10 Years of Public School Closings, Mapped Out
By Chris Bentley in News on Dec 8, 2011 5:00PM
In November Chicago Public Schools designated 10 South and West Side schools for turnaround — firing all staff — and said it would close or partially close eight others. It would be the most the district has ever done in one year, and the district expects to spend about $20 million hiring new staff and restructuring the schools.
If the district’s Board of Education approves the proposals, Chicago will close its 100th school since Mayor Daley’s administration introduced the “renaissance” program. In light of that landmark, WBEZ and Catalyst compiled this fascinating map that shows where schools have been closed or turned around, how well the new facilities are performing and what has become of those old school buildings.

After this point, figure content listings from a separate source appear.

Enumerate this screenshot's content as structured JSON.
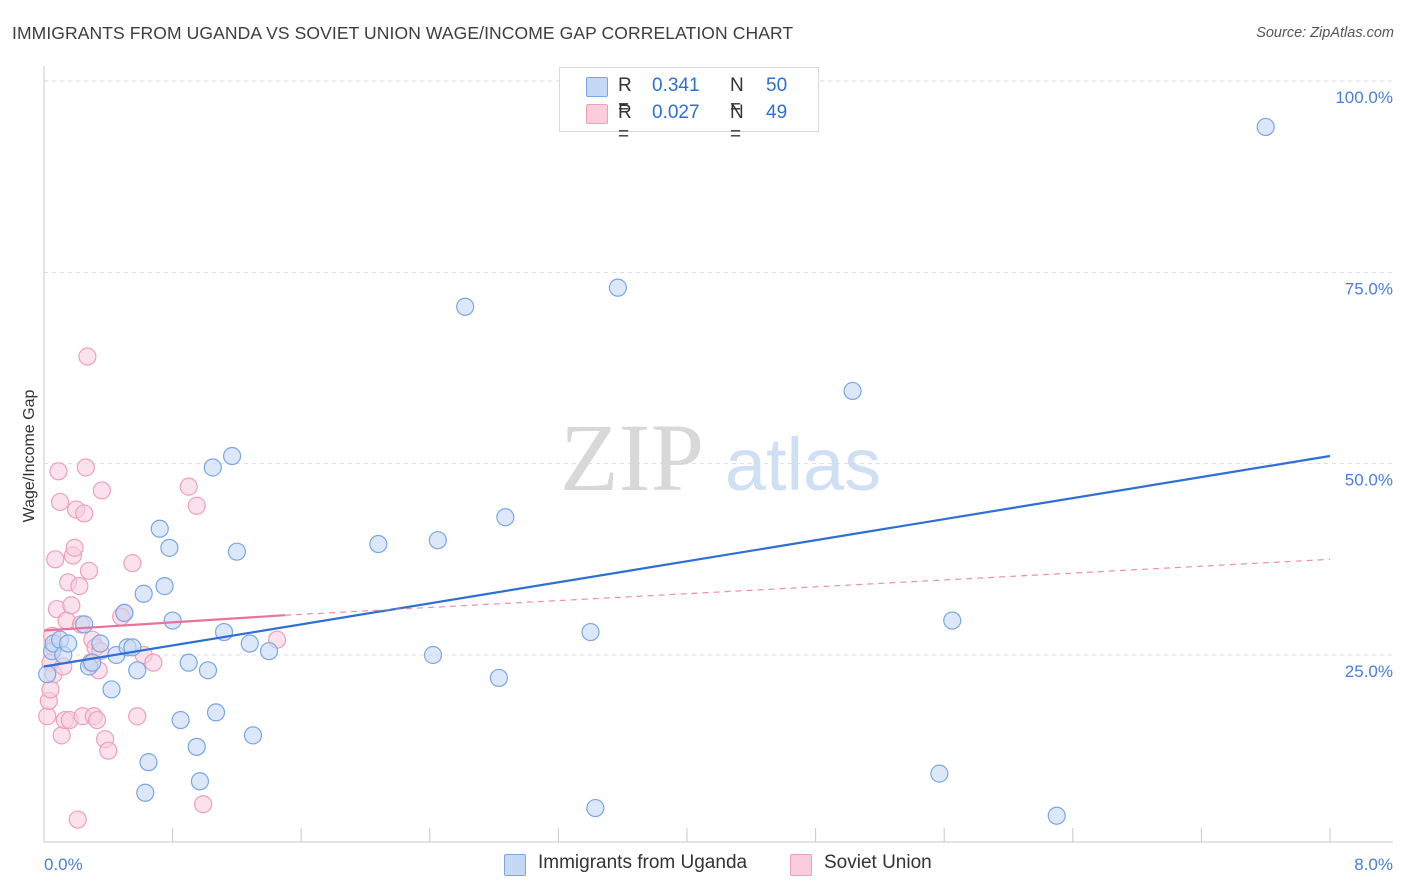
{
  "header": {
    "title": "IMMIGRANTS FROM UGANDA VS SOVIET UNION WAGE/INCOME GAP CORRELATION CHART",
    "source": "Source: ZipAtlas.com"
  },
  "colors": {
    "blue": "#2e6fd3",
    "blue_fill": "#c5d9f5",
    "blue_stroke": "#7aa6e3",
    "pink": "#e8729a",
    "pink_fill": "#f9cddd",
    "pink_stroke": "#eea0bb",
    "grid": "#dddddd",
    "tick_text": "#4a7fd4"
  },
  "legend": {
    "rows": [
      {
        "r_label": "R =",
        "r_value": "0.341",
        "n_label": "N =",
        "n_value": "50"
      },
      {
        "r_label": "R =",
        "r_value": "0.027",
        "n_label": "N =",
        "n_value": "49"
      }
    ]
  },
  "watermark": {
    "zip": "ZIP",
    "atlas": "atlas"
  },
  "chart_data": {
    "type": "scatter",
    "title": "IMMIGRANTS FROM UGANDA VS SOVIET UNION WAGE/INCOME GAP CORRELATION CHART",
    "xlabel": "",
    "ylabel": "Wage/Income Gap",
    "xlim": [
      0,
      8
    ],
    "ylim": [
      0,
      102
    ],
    "x_tick_labels": [
      "0.0%",
      "8.0%"
    ],
    "y_ticks": [
      25,
      50,
      75,
      100
    ],
    "y_tick_labels": [
      "25.0%",
      "50.0%",
      "75.0%",
      "100.0%"
    ],
    "grid": true,
    "legend_position": "top-center",
    "series": [
      {
        "name": "Immigrants from Uganda",
        "color": "blue",
        "R": 0.341,
        "N": 50,
        "trend": {
          "x0": 0.0,
          "y0": 23.5,
          "x1": 8.0,
          "y1": 51.0,
          "style": "solid"
        },
        "points": [
          [
            0.02,
            22.5
          ],
          [
            0.05,
            25.5
          ],
          [
            0.06,
            26.5
          ],
          [
            0.1,
            27.0
          ],
          [
            0.12,
            25.0
          ],
          [
            0.15,
            26.5
          ],
          [
            0.25,
            29.0
          ],
          [
            0.28,
            23.5
          ],
          [
            0.35,
            26.5
          ],
          [
            0.42,
            20.5
          ],
          [
            0.45,
            25.0
          ],
          [
            0.5,
            30.5
          ],
          [
            0.52,
            26.0
          ],
          [
            0.58,
            23.0
          ],
          [
            0.62,
            33.0
          ],
          [
            0.63,
            7.0
          ],
          [
            0.65,
            11.0
          ],
          [
            0.72,
            41.5
          ],
          [
            0.75,
            34.0
          ],
          [
            0.78,
            39.0
          ],
          [
            0.8,
            29.5
          ],
          [
            0.85,
            16.5
          ],
          [
            0.9,
            24.0
          ],
          [
            0.95,
            13.0
          ],
          [
            0.97,
            8.5
          ],
          [
            1.02,
            23.0
          ],
          [
            1.05,
            49.5
          ],
          [
            1.07,
            17.5
          ],
          [
            1.12,
            28.0
          ],
          [
            1.17,
            51.0
          ],
          [
            1.2,
            38.5
          ],
          [
            1.28,
            26.5
          ],
          [
            1.3,
            14.5
          ],
          [
            1.4,
            25.5
          ],
          [
            2.08,
            39.5
          ],
          [
            2.42,
            25.0
          ],
          [
            2.45,
            40.0
          ],
          [
            2.62,
            70.5
          ],
          [
            2.83,
            22.0
          ],
          [
            2.87,
            43.0
          ],
          [
            3.4,
            28.0
          ],
          [
            3.43,
            5.0
          ],
          [
            3.57,
            73.0
          ],
          [
            5.03,
            59.5
          ],
          [
            5.57,
            9.5
          ],
          [
            5.65,
            29.5
          ],
          [
            6.3,
            4.0
          ],
          [
            7.6,
            94.0
          ],
          [
            0.3,
            24.0
          ],
          [
            0.55,
            26.0
          ]
        ]
      },
      {
        "name": "Soviet Union",
        "color": "pink",
        "R": 0.027,
        "N": 49,
        "trend_solid": {
          "x0": 0.0,
          "y0": 28.2,
          "x1": 1.5,
          "y1": 30.2,
          "style": "solid"
        },
        "trend_dashed": {
          "x0": 1.5,
          "y0": 30.2,
          "x1": 8.0,
          "y1": 37.5,
          "style": "dashed"
        },
        "points": [
          [
            0.02,
            17.0
          ],
          [
            0.03,
            19.0
          ],
          [
            0.04,
            24.0
          ],
          [
            0.05,
            27.5
          ],
          [
            0.06,
            22.5
          ],
          [
            0.07,
            37.5
          ],
          [
            0.08,
            31.0
          ],
          [
            0.09,
            49.0
          ],
          [
            0.1,
            45.0
          ],
          [
            0.11,
            14.5
          ],
          [
            0.12,
            23.5
          ],
          [
            0.13,
            16.5
          ],
          [
            0.14,
            29.5
          ],
          [
            0.15,
            34.5
          ],
          [
            0.16,
            16.5
          ],
          [
            0.17,
            31.5
          ],
          [
            0.18,
            38.0
          ],
          [
            0.19,
            39.0
          ],
          [
            0.2,
            44.0
          ],
          [
            0.21,
            3.5
          ],
          [
            0.22,
            34.0
          ],
          [
            0.24,
            17.0
          ],
          [
            0.25,
            43.5
          ],
          [
            0.26,
            49.5
          ],
          [
            0.27,
            64.0
          ],
          [
            0.28,
            36.0
          ],
          [
            0.29,
            24.0
          ],
          [
            0.3,
            27.0
          ],
          [
            0.31,
            17.0
          ],
          [
            0.32,
            26.0
          ],
          [
            0.33,
            16.5
          ],
          [
            0.34,
            23.0
          ],
          [
            0.36,
            46.5
          ],
          [
            0.38,
            14.0
          ],
          [
            0.4,
            12.5
          ],
          [
            0.5,
            30.5
          ],
          [
            0.55,
            37.0
          ],
          [
            0.58,
            17.0
          ],
          [
            0.62,
            25.0
          ],
          [
            0.68,
            24.0
          ],
          [
            0.9,
            47.0
          ],
          [
            0.95,
            44.5
          ],
          [
            0.99,
            5.5
          ],
          [
            1.45,
            27.0
          ],
          [
            0.06,
            26.0
          ],
          [
            0.23,
            29.0
          ],
          [
            0.35,
            25.5
          ],
          [
            0.48,
            30.0
          ],
          [
            0.04,
            20.5
          ]
        ]
      }
    ]
  }
}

Not surprisingly, the turnarounds have hit African Americans hardest. Humboldt Park and the Near West Side, followed by Grand Boulevard, have seen the most school shakeups. Those three areas are also due for more turnarounds under the new proposal.
According to CPS’ three-tiered ranking performance ranking system, turnarounds seem successful about one-fifth of the time. Eighteen percent of the new schools were rated “Level 1” by CPS this year. Almost 40 percent still languish at Level 3.
Many of the buildings now house charter or magnet schools, more than half of which admit students by lottery or test scores instead of based on neighborhood boundaries. A UIC study published in February slammed the rise of selective enrollment schools under Daley, claiming it widened the racial gap.